Тень обнажает зубы в широкой улыбке, вновь откидывается назад и укладывает широко разведенные руки на спинку дивана.
— Неужели?
— Нет, — говорит бан Бриджит, — она вернула им настоящего. Он устоял перед всеми искушениями, кроме последнего. Месть, слава или освобождение Терры — ничто не смогло убедить его. Но то, что ты пала, пытаясь сыграть предназначенную ему роль, вынудило его принять решение.
— Таков и был план, — опускает голову Равн.
— Твой план! — восклицает Изящная Бинтсейф. — Да тебя же могли убить. И не передумай Донован, так бы все и закончилось.
Вновь сверкают зубы.
— В тот момент это казалось неплохой мыслью.
— Скажи, Равн… — напрягается вдруг бан Бриджит, — кто одарил тебя этими шрамами? Екадрина? Неужели она свалила старика так же, как тебя, а потом подвергла тебя каовèну? Или это Ошуа наказал тебя за то, что ты лишила его возможности разыграть карту Падаборна в битве за власть?
— Никто меня ими не одаривал, Красная Гончая. Я их заслужила. Это лишь самые заметные из моих ран, и каждая заработана честно; и те причины, по которым они получены, позволяют мне носить эти увечья с гордостью.
IX. Юц’га: главный аргумент
Словом каким передать весь ужас боя,
Чья нить лишь краем касается
повествования ткани?
От удивления Екадрина застыла;
Исчерченный шрамами оплошности
ей не простил.
Не промедлил он ни секунды.
Первый выстрел за ним!
Падает Екадрина! Но, падая, уклоняется,
избегая
Удара смертельного. Скрывается
в высокой траве.
Начинает игру в кошки-мышки,
натыкаясь на трупы
Тех, кто прежде ей верно служил.
Смотрят в небо златое слепые глаза;
оружие на земле.
Те руки, что держали его, вцепились
теперь в пустоту,
Словно удушить хотят невидимку.
Или удушаемы им.
Больше не Тени, лишь дымка…
Удовольствия плоти отсек острый серп.
Угасают, словно те голограммы, чья сгнила подложка.
«Я б на земле предпочел батраком за ничтожную
плату работать, —
Говорил Ахиллес. — Нежели быть здесь
царем мертвецов»[18].
Легко ли сражаться, когда подобные мысли терзают?
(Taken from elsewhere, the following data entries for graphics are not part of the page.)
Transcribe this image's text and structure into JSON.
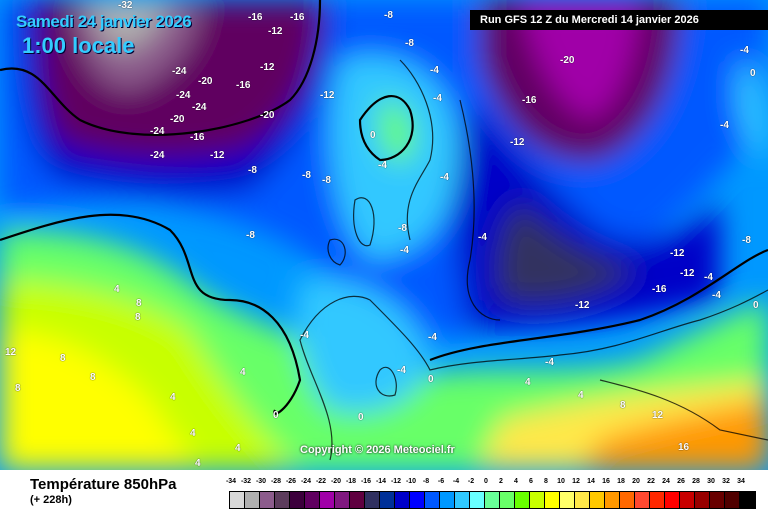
{
  "header": {
    "date": "Samedi 24 janvier 2026",
    "hour": "1:00 locale",
    "run": "Run GFS 12 Z du Mercredi 14 janvier 2026"
  },
  "copyright": "Copyright © 2026 Meteociel.fr",
  "footer": {
    "title": "Température 850hPa",
    "subtitle": "(+ 228h)"
  },
  "legend": {
    "labels": [
      "-34",
      "-32",
      "-30",
      "-28",
      "-26",
      "-24",
      "-22",
      "-20",
      "-18",
      "-16",
      "-14",
      "-12",
      "-10",
      "-8",
      "-6",
      "-4",
      "-2",
      "0",
      "2",
      "4",
      "6",
      "8",
      "10",
      "12",
      "14",
      "16",
      "18",
      "20",
      "22",
      "24",
      "26",
      "28",
      "30",
      "32",
      "34"
    ],
    "colors": [
      "#d8d8d8",
      "#b0b0b0",
      "#8c5c8c",
      "#5c3c5c",
      "#3c003c",
      "#600060",
      "#a000a8",
      "#801880",
      "#600040",
      "#303060",
      "#003098",
      "#0000c8",
      "#0000ff",
      "#0058ff",
      "#0098ff",
      "#30c8ff",
      "#68ffff",
      "#68ff98",
      "#68ff68",
      "#68ff00",
      "#c8ff00",
      "#ffff00",
      "#ffff68",
      "#ffe848",
      "#ffc800",
      "#ff9800",
      "#ff6800",
      "#ff4830",
      "#ff2800",
      "#ff0000",
      "#c80000",
      "#980000",
      "#680000",
      "#500000",
      "#000000"
    ]
  },
  "map_labels": [
    "-32",
    "-16",
    "-12",
    "-16",
    "-12",
    "-16",
    "-24",
    "-20",
    "-24",
    "-24",
    "-20",
    "-24",
    "-16",
    "-24",
    "-12",
    "-20",
    "-8",
    "-8",
    "-8",
    "-8",
    "-20",
    "-16",
    "-12",
    "-12",
    "-8",
    "-8",
    "-4",
    "0",
    "-4",
    "-4",
    "-4",
    "-8",
    "-4",
    "-4",
    "-12",
    "-16",
    "-12",
    "-4",
    "-4",
    "4",
    "8",
    "8",
    "12",
    "8",
    "8",
    "4",
    "4",
    "4",
    "4",
    "4",
    "0",
    "0",
    "-4",
    "0",
    "4",
    "8",
    "12",
    "16",
    "4",
    "8",
    "-4",
    "-4",
    "-4",
    "-12",
    "-8",
    "-4",
    "0",
    "-4",
    "0"
  ]
}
Но боги простят ли трусливый побег?
Ах, какие удары наносились, к каким уловкам прибегали соперники! Олафсдоттр оставалось лишь жалеть, что рецепторы шэньмэта смогли заснять битву только кусками и что происходящим не удастся в полной мере насладиться в минуты покоя. Невзирая на внезапность, с которой атаковал Падаборн, Екадрине удалось пережить его первый выпад и, постоянно меняя укрытия, осыпать соперника градом выстрелов.
Но именно для таких случаев и расщепили когда-то сознание Падаборна. Пока половина его личностей выискивала обходные пути, остальные занимались решением поставленной задачи. Будучи отнюдь не дураком, он не надеялся, что покончит с врагом первым же выстрелом, и молниеносно сменил позицию, чтобы сделать следующий.
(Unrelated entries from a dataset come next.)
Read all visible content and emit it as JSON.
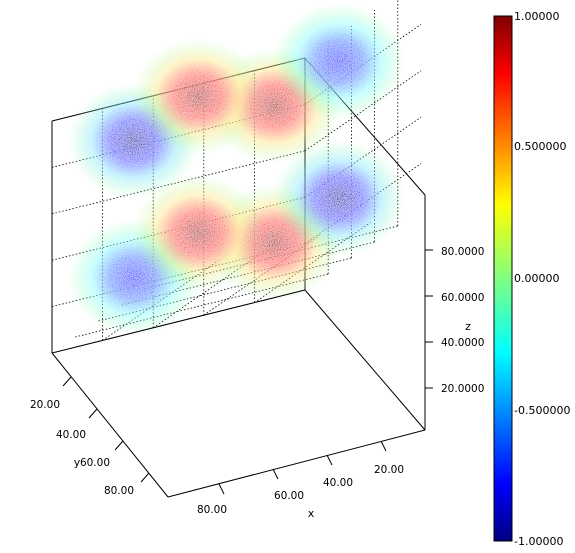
{
  "chart_data": {
    "type": "scatter3d",
    "title": "",
    "x_axis": {
      "label": "x",
      "ticks": [
        "20.00",
        "40.00",
        "60.00",
        "80.00"
      ]
    },
    "y_axis": {
      "label": "y",
      "ticks": [
        "20.00",
        "40.00",
        "60.00",
        "80.00"
      ]
    },
    "z_axis": {
      "label": "z",
      "ticks": [
        "20.0000",
        "40.0000",
        "60.0000",
        "80.0000"
      ]
    },
    "colorbar": {
      "ticks": [
        "1.00000",
        "0.500000",
        "0.00000",
        "-0.500000",
        "-1.00000"
      ],
      "range": [
        -1,
        1
      ],
      "colormap": "jet"
    },
    "blobs": [
      {
        "value": 0.9,
        "x": 75,
        "y": 75,
        "z": 22
      },
      {
        "value": -0.9,
        "x": 25,
        "y": 75,
        "z": 22
      },
      {
        "value": -0.7,
        "x": 75,
        "y": 25,
        "z": 22
      },
      {
        "value": 0.9,
        "x": 25,
        "y": 25,
        "z": 22
      },
      {
        "value": 0.9,
        "x": 75,
        "y": 75,
        "z": 75
      },
      {
        "value": -0.7,
        "x": 25,
        "y": 75,
        "z": 75
      },
      {
        "value": -0.9,
        "x": 75,
        "y": 25,
        "z": 75
      },
      {
        "value": 0.9,
        "x": 25,
        "y": 25,
        "z": 75
      }
    ]
  }
}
Тренируйся он хоть чуточку почаще, и удача была бы на его стороне. Не будь Екадрина ранена, повезло бы ей. Но так уж вышло, что схватка превратилась в потасовку двух калек; победа могла не достаться никому, а поражение — настигнуть любого. Вокруг, подобные звездам-компаньонам вокруг основной, плыли по своим орбитам остатки тайчи, трезубцев и черных коней, сходившихся в поединках менее значимых для всех, кроме тех, чья жизнь зависела от их исхода. Пожар перекинулся с пристройки на кустарники, охватил соседние здания и, перепрыгнув через реку Эндикотта, начал свое шествие по окрестностям Кривограда. И кое-кому из Сорок, сражавшихся в лесу, пришлось неожиданно столкнуться с новым, более грозным противником — ревущим, вставшим стеной огнем.
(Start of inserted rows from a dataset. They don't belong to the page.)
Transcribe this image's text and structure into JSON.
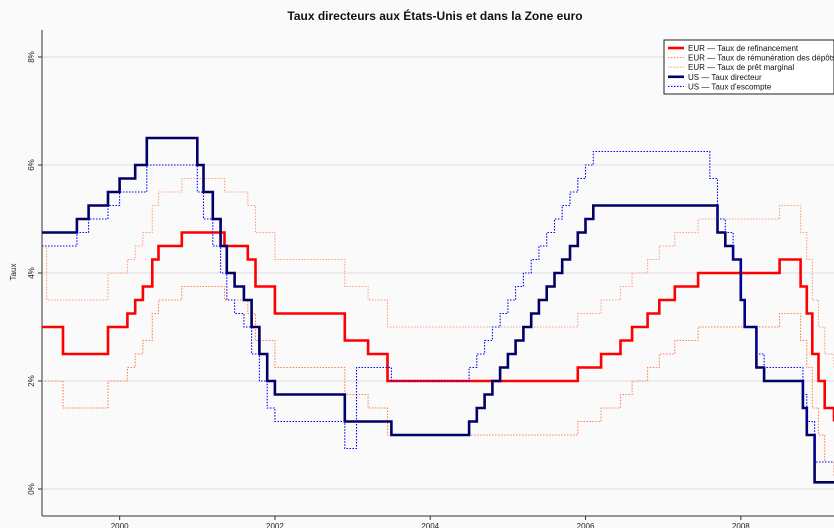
{
  "chart_data": {
    "type": "line",
    "title": "Taux directeurs aux États-Unis et dans la Zone euro",
    "xlabel": "",
    "ylabel": "Taux",
    "y_tick_labels": [
      "0%",
      "2%",
      "4%",
      "6%",
      "8%"
    ],
    "y_ticks": [
      0,
      2,
      4,
      6,
      8
    ],
    "x_tick_labels": [
      "2000",
      "2002",
      "2004",
      "2006",
      "2008"
    ],
    "x_ticks": [
      2000,
      2002,
      2004,
      2006,
      2008
    ],
    "xlim": [
      1999.0,
      2009.2
    ],
    "ylim": [
      -0.5,
      8.5
    ],
    "grid": true,
    "legend_position": "top-right",
    "line_type": "step",
    "colors": {
      "eur_refi": "#ff0000",
      "eur_depot": "#ff7f50",
      "eur_marginal": "#ff9f80",
      "us_target": "#000066",
      "us_discount": "#0000ff"
    },
    "series": [
      {
        "name": "EUR — Taux de refinancement",
        "key": "eur_refi",
        "style": "solid-thick",
        "x": [
          1999.0,
          1999.27,
          1999.85,
          2000.1,
          2000.2,
          2000.3,
          2000.42,
          2000.5,
          2000.6,
          2000.8,
          2001.35,
          2001.65,
          2001.75,
          2002.0,
          2002.9,
          2003.2,
          2003.45,
          2005.9,
          2006.2,
          2006.45,
          2006.6,
          2006.8,
          2006.95,
          2007.15,
          2007.45,
          2008.5,
          2008.77,
          2008.85,
          2008.92,
          2009.0,
          2009.08,
          2009.2
        ],
        "y": [
          3.0,
          2.5,
          3.0,
          3.25,
          3.5,
          3.75,
          4.25,
          4.5,
          4.5,
          4.75,
          4.5,
          4.25,
          3.75,
          3.25,
          2.75,
          2.5,
          2.0,
          2.25,
          2.5,
          2.75,
          3.0,
          3.25,
          3.5,
          3.75,
          4.0,
          4.25,
          3.75,
          3.25,
          2.5,
          2.0,
          1.5,
          1.25
        ]
      },
      {
        "name": "EUR — Taux de rémunération des dépôts",
        "key": "eur_depot",
        "style": "dotted",
        "x": [
          1999.0,
          1999.27,
          1999.85,
          2000.1,
          2000.2,
          2000.3,
          2000.42,
          2000.5,
          2000.6,
          2000.8,
          2001.35,
          2001.65,
          2001.75,
          2002.0,
          2002.9,
          2003.2,
          2003.45,
          2005.9,
          2006.2,
          2006.45,
          2006.6,
          2006.8,
          2006.95,
          2007.15,
          2007.45,
          2008.5,
          2008.77,
          2008.85,
          2008.92,
          2009.0,
          2009.08,
          2009.2
        ],
        "y": [
          2.0,
          1.5,
          2.0,
          2.25,
          2.5,
          2.75,
          3.25,
          3.5,
          3.5,
          3.75,
          3.5,
          3.25,
          2.75,
          2.25,
          1.75,
          1.5,
          1.0,
          1.25,
          1.5,
          1.75,
          2.0,
          2.25,
          2.5,
          2.75,
          3.0,
          3.25,
          2.75,
          2.25,
          1.5,
          1.0,
          0.5,
          0.25
        ]
      },
      {
        "name": "EUR — Taux de  prêt marginal",
        "key": "eur_marginal",
        "style": "dotted",
        "x": [
          1999.0,
          1999.06,
          1999.27,
          1999.85,
          2000.1,
          2000.2,
          2000.3,
          2000.42,
          2000.5,
          2000.6,
          2000.8,
          2001.35,
          2001.65,
          2001.75,
          2002.0,
          2002.9,
          2003.2,
          2003.45,
          2005.9,
          2006.2,
          2006.45,
          2006.6,
          2006.8,
          2006.95,
          2007.15,
          2007.45,
          2008.5,
          2008.77,
          2008.85,
          2008.92,
          2009.0,
          2009.08,
          2009.2
        ],
        "y": [
          4.5,
          3.5,
          3.5,
          4.0,
          4.25,
          4.5,
          4.75,
          5.25,
          5.5,
          5.5,
          5.75,
          5.5,
          5.25,
          4.75,
          4.25,
          3.75,
          3.5,
          3.0,
          3.25,
          3.5,
          3.75,
          4.0,
          4.25,
          4.5,
          4.75,
          5.0,
          5.25,
          4.75,
          4.25,
          3.5,
          3.0,
          2.5,
          2.25
        ]
      },
      {
        "name": "US — Taux directeur",
        "key": "us_target",
        "style": "solid-thick",
        "x": [
          1999.0,
          1999.45,
          1999.6,
          1999.85,
          2000.0,
          2000.2,
          2000.35,
          2001.0,
          2001.08,
          2001.2,
          2001.3,
          2001.38,
          2001.48,
          2001.6,
          2001.7,
          2001.8,
          2001.9,
          2002.0,
          2002.1,
          2002.9,
          2003.5,
          2004.5,
          2004.6,
          2004.7,
          2004.8,
          2004.9,
          2005.0,
          2005.1,
          2005.2,
          2005.3,
          2005.4,
          2005.5,
          2005.6,
          2005.7,
          2005.8,
          2005.9,
          2006.0,
          2006.1,
          2006.2,
          2006.3,
          2006.4,
          2006.5,
          2007.7,
          2007.8,
          2007.9,
          2008.0,
          2008.05,
          2008.1,
          2008.2,
          2008.3,
          2008.8,
          2008.85,
          2008.95,
          2009.2
        ],
        "y": [
          4.75,
          5.0,
          5.25,
          5.5,
          5.75,
          6.0,
          6.5,
          6.0,
          5.5,
          5.0,
          4.5,
          4.0,
          3.75,
          3.5,
          3.0,
          2.5,
          2.0,
          1.75,
          1.75,
          1.25,
          1.0,
          1.25,
          1.5,
          1.75,
          2.0,
          2.25,
          2.5,
          2.75,
          3.0,
          3.25,
          3.5,
          3.75,
          4.0,
          4.25,
          4.5,
          4.75,
          5.0,
          5.25,
          5.25,
          5.25,
          5.25,
          5.25,
          4.75,
          4.5,
          4.25,
          3.5,
          3.0,
          3.0,
          2.25,
          2.0,
          1.5,
          1.0,
          0.125,
          0.125
        ]
      },
      {
        "name": "US — Taux d'escompte",
        "key": "us_discount",
        "style": "dotted",
        "x": [
          1999.0,
          1999.45,
          1999.6,
          1999.85,
          2000.0,
          2000.2,
          2000.35,
          2001.0,
          2001.08,
          2001.2,
          2001.3,
          2001.38,
          2001.48,
          2001.6,
          2001.7,
          2001.8,
          2001.9,
          2002.0,
          2002.9,
          2003.05,
          2003.5,
          2004.5,
          2004.6,
          2004.7,
          2004.8,
          2004.9,
          2005.0,
          2005.1,
          2005.2,
          2005.3,
          2005.4,
          2005.5,
          2005.6,
          2005.7,
          2005.8,
          2005.9,
          2006.0,
          2006.1,
          2006.2,
          2006.3,
          2006.4,
          2007.6,
          2007.7,
          2007.8,
          2007.9,
          2008.0,
          2008.05,
          2008.2,
          2008.3,
          2008.8,
          2008.85,
          2008.95,
          2009.2
        ],
        "y": [
          4.5,
          4.75,
          5.0,
          5.25,
          5.5,
          5.5,
          6.0,
          5.5,
          5.0,
          4.5,
          4.0,
          3.5,
          3.25,
          3.0,
          2.5,
          2.0,
          1.5,
          1.25,
          0.75,
          2.25,
          2.0,
          2.25,
          2.5,
          2.75,
          3.0,
          3.25,
          3.5,
          3.75,
          4.0,
          4.25,
          4.5,
          4.75,
          5.0,
          5.25,
          5.5,
          5.75,
          6.0,
          6.25,
          6.25,
          6.25,
          6.25,
          5.75,
          5.0,
          4.75,
          4.25,
          3.5,
          3.0,
          2.5,
          2.25,
          1.75,
          1.25,
          0.5,
          0.5
        ]
      }
    ]
  }
}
Но почти ничего из этого Равн не видела. Та поза, в которой она лежала, значительно ограничивала ее шэньмэту обзор, и изображение записывалось под неудобным углом. На мгновение в кадре возник Падаборн, но только для того, чтобы один раз выстрелить и показать прием «Игра с пучком палочек». Екадрина, которой видно не было, метнула планирующую гранату — вращающийся диск, изящно проплывший над травой, прежде чем взорваться. К сожалению, только столь краткие моменты этой грандиознейшей битвы и удалось записать.